We wore the ashes of Wednesday,
not just to remind us of our sin,
not just to show the whole world that we are sinners.
We wore the ashes of Wednesday
to remind us that this is again our chance,
our time to change,
that there is a new beginning.
The ashes were applied in the form of a cross
to indicate that the new beginning is made possible
by Jesus’ Good Friday death on the cross
and His Easter resurrection.
We are not Christians, entombed in sin,
pretending that Christ has not risen.
We’ve heard the Good News.
We must rejoice because we can repent.
On Wednesday when the ashes were applied,
we probably heard:
“Remember that you are dust
and to dust you shall return.‘‘
The alternate words are: “Repent and believe in the Gospel,”
the same words we heard today at the end of the Gospel:
Jesus had been baptized in Jordan by John;
he then spent 40 days in the desert
in preparation for his ministry.
When he began his ministry,
his first declaration of the Good News was
“The kingdom of God is at hand.
Repent and believe in the Gospel.”
III
So, how do we do it? How do we repent?
We must refuse to live in yesterday.
We must refuse the evil of yesterday by confronting yesterday,
as Jesus confronted Satan.
Jesus did not have to take that trip to the desert
for his benefit.
He took that trip for our benefit.
Jesus chose to meet up with Satan,
to make it clear to us that we must confront temptation.
Realizing we have done wrong is the first step.
Feeling sorrow and regret is the second step.
Turning away from evil is the third step, and that takes work.
It requires that we, like Jesus, confront the source of evil.
Deal with it; root it out; proceed to avoid it .
If the abuse of alcohol
has caused you to have some interpersonal problems,
make Lent the time to express your regrets
to those you hurt – and to confess those sins.
BUT, also make this Lent the time to go further:
during this Lent define that abuse as yesterday,
celebrate this Lent as the tomorrow of change.
Confront the reasons for the abuse and defeat them.
Am I using alcohol to try to improve my image,
an image that is already baptized in the likeness of God?
Avoid the companions that support your abuse.

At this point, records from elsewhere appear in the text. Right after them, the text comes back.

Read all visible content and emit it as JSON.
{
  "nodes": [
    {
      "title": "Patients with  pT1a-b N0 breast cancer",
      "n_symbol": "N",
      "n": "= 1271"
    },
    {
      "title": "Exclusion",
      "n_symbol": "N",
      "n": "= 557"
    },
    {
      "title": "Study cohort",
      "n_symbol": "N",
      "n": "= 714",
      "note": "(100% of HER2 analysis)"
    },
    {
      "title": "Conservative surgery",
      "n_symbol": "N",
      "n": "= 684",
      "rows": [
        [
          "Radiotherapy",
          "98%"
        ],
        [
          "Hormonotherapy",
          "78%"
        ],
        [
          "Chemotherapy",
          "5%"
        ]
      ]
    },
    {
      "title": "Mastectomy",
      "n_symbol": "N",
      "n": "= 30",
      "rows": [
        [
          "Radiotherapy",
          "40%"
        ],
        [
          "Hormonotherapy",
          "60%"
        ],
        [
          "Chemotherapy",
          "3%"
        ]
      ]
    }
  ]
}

This might even be a good reason
for giving up alcohol for Lent.
Who have we hurt by our greed,
that insatiable appetite for money or power?
Lent is the time to be sorrowful, to make amends,
but today’s preface says that we must not stop there.

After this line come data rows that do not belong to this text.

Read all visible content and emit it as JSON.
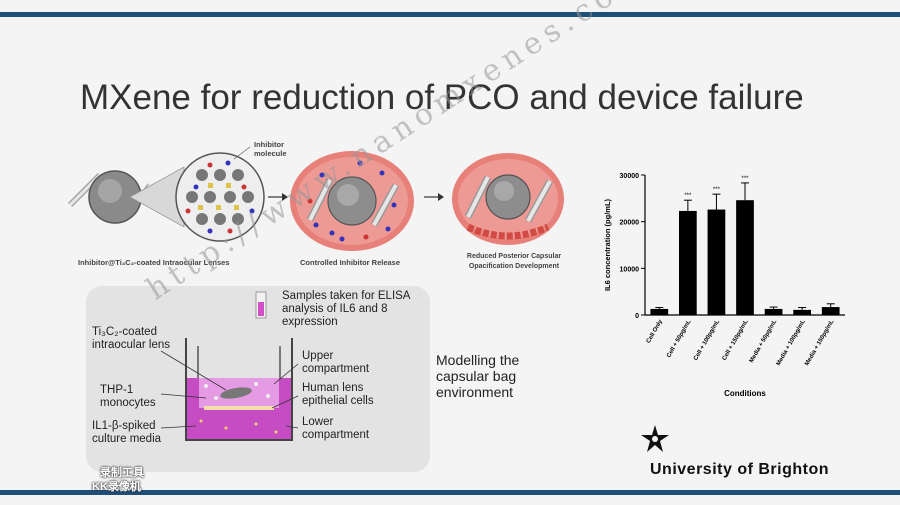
{
  "slide": {
    "title": "MXene for reduction of PCO and device failure",
    "watermark": "http://www.nanomxenes.com"
  },
  "diagram": {
    "inhibitor_label": "Inhibitor molecule",
    "stage1_caption": "Inhibitor@Ti₃C₂-coated Intraocular Lenses",
    "stage2_caption": "Controlled Inhibitor Release",
    "stage3_caption": "Reduced Posterior Capsular Opacification Development"
  },
  "model": {
    "samples": "Samples taken for ELISA analysis of IL6 and 8 expression",
    "lens": "Ti₃C₂-coated intraocular lens",
    "monocytes": "THP-1 monocytes",
    "media": "IL1-β-spiked culture media",
    "upper": "Upper compartment",
    "epithelial": "Human lens epithelial cells",
    "lower": "Lower compartment",
    "modelling": "Modelling the capsular bag environment"
  },
  "branding": {
    "university": "University of Brighton",
    "recorder_line1": "录制工具",
    "recorder_line2": "KK录像机"
  },
  "colors": {
    "accent_bar": "#1f4e79",
    "bar_fill": "#000000"
  },
  "chart_data": {
    "type": "bar",
    "categories": [
      "Cell Only",
      "Cell + 50pg/mL",
      "Cell + 100pg/mL",
      "Cell + 150pg/mL",
      "Media + 50pg/mL",
      "Media + 100pg/mL",
      "Media + 150pg/mL"
    ],
    "values": [
      1300,
      22300,
      22600,
      24600,
      1300,
      1100,
      1700
    ],
    "errors": [
      300,
      2300,
      3300,
      3700,
      400,
      500,
      700
    ],
    "significance": [
      "",
      "***",
      "***",
      "***",
      "",
      "",
      ""
    ],
    "ylabel": "IL6 concentration (pg/mL)",
    "xlabel": "Conditions",
    "ylim": [
      0,
      30000
    ],
    "yticks": [
      "0",
      "10000",
      "20000",
      "30000"
    ],
    "ytick_values": [
      0,
      10000,
      20000,
      30000
    ]
  }
}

Celebrate Lent with the “joy of the mind”
that recognizes the tomorrow of generosity
and service to others.
Confront the reasons for greed.
Ask yourself how they line up with a God that is Love?

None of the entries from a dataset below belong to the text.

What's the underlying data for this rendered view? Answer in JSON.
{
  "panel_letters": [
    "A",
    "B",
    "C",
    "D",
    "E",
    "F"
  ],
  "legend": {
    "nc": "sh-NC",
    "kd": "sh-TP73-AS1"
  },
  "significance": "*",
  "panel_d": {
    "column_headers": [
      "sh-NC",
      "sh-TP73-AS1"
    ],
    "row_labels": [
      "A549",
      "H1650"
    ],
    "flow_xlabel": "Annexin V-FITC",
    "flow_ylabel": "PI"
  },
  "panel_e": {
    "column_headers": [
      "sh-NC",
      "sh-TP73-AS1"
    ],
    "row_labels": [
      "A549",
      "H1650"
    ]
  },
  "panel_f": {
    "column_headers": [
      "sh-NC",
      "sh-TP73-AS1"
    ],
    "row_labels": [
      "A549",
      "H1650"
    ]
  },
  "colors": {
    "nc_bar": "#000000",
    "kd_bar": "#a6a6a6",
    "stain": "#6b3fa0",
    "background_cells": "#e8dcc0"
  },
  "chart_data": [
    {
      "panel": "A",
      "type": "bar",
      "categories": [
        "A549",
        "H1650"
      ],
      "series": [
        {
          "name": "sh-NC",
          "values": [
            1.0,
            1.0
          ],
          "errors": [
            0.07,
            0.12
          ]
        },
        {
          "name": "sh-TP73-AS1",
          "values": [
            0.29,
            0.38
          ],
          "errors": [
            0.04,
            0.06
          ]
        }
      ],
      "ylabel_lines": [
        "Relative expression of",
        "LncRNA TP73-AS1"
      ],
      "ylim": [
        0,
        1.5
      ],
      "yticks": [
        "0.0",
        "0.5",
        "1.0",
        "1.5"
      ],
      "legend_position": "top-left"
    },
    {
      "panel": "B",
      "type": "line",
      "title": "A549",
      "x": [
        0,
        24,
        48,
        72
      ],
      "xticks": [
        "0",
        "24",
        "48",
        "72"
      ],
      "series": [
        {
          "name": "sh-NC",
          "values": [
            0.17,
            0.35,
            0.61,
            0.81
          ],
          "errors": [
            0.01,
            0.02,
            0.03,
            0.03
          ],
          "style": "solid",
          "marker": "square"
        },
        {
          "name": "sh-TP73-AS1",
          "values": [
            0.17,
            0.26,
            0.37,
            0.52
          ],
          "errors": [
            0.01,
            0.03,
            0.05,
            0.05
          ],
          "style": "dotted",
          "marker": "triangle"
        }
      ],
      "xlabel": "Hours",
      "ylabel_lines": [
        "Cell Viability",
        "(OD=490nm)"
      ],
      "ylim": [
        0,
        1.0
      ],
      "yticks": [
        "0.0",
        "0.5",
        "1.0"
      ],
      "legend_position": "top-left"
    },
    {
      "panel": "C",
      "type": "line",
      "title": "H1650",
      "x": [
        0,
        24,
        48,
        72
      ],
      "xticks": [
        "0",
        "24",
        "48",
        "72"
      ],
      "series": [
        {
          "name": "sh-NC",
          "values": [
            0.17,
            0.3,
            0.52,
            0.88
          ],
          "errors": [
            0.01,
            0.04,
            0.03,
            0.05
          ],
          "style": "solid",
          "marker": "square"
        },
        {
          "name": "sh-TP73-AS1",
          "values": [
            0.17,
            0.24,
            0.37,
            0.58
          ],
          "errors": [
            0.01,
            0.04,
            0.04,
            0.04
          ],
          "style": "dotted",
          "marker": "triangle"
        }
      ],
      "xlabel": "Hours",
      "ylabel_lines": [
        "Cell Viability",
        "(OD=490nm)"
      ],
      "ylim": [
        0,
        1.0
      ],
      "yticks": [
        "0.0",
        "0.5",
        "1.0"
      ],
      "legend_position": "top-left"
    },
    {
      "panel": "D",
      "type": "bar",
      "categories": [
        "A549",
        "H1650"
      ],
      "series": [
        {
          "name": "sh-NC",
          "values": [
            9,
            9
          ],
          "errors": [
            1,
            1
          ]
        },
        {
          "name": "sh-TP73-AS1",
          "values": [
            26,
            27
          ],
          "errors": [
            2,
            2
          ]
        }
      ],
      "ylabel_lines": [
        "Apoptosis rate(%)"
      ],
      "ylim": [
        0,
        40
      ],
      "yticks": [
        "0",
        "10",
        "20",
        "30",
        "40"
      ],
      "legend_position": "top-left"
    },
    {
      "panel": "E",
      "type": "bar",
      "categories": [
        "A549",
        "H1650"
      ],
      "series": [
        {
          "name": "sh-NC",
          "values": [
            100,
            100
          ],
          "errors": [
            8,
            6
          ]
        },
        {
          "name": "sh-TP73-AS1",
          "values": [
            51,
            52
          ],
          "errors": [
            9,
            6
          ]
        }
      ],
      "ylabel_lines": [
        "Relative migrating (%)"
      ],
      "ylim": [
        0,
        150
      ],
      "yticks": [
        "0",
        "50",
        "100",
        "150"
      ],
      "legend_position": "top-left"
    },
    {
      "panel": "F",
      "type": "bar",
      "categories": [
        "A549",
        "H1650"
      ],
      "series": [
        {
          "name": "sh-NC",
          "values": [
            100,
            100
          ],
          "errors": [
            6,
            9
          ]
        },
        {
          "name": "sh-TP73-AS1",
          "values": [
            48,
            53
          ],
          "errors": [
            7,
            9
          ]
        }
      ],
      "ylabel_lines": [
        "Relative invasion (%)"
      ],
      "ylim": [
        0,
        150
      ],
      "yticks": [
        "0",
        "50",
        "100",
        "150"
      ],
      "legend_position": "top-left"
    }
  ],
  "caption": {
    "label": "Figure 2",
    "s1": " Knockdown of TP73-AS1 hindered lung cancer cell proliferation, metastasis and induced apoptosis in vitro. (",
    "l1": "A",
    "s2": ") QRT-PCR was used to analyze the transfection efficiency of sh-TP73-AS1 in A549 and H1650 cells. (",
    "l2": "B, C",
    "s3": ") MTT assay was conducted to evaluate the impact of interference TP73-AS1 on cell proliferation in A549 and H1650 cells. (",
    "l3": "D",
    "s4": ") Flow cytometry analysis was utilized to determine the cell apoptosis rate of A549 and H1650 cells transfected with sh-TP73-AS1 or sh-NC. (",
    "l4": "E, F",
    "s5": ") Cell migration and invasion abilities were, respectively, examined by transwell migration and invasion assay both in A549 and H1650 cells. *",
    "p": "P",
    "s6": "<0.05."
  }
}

This might be a good reason
to increase your gifts to the needy during Lent.
How have I not brought God’s love to those around me?
Tell God that you regret
that you may have shunned Him, ignored Him,
abandoned Him in others.
Tell him that pride, selfishness, hatred and lust
are on the way out of your life.
Celebrate the fact that you can reform your life.
Don’t put on the sackcloth and ashes of doom and gloom
because of this season.
Put on the sackcloth and ashes of celebration
because of this season,
and say “Rejoice, I am repenting,
I am turning my life around,
I am doing something new with great joy.
I am trying to follow the teachings of the Gospel.”
The words of the preface were, “the joy of minds made pure.”
That purity comes from our belief in the Gospel.
Put on the sackcloth and ashes of the season
because you TRULY DO
believe in the Good News of salvation.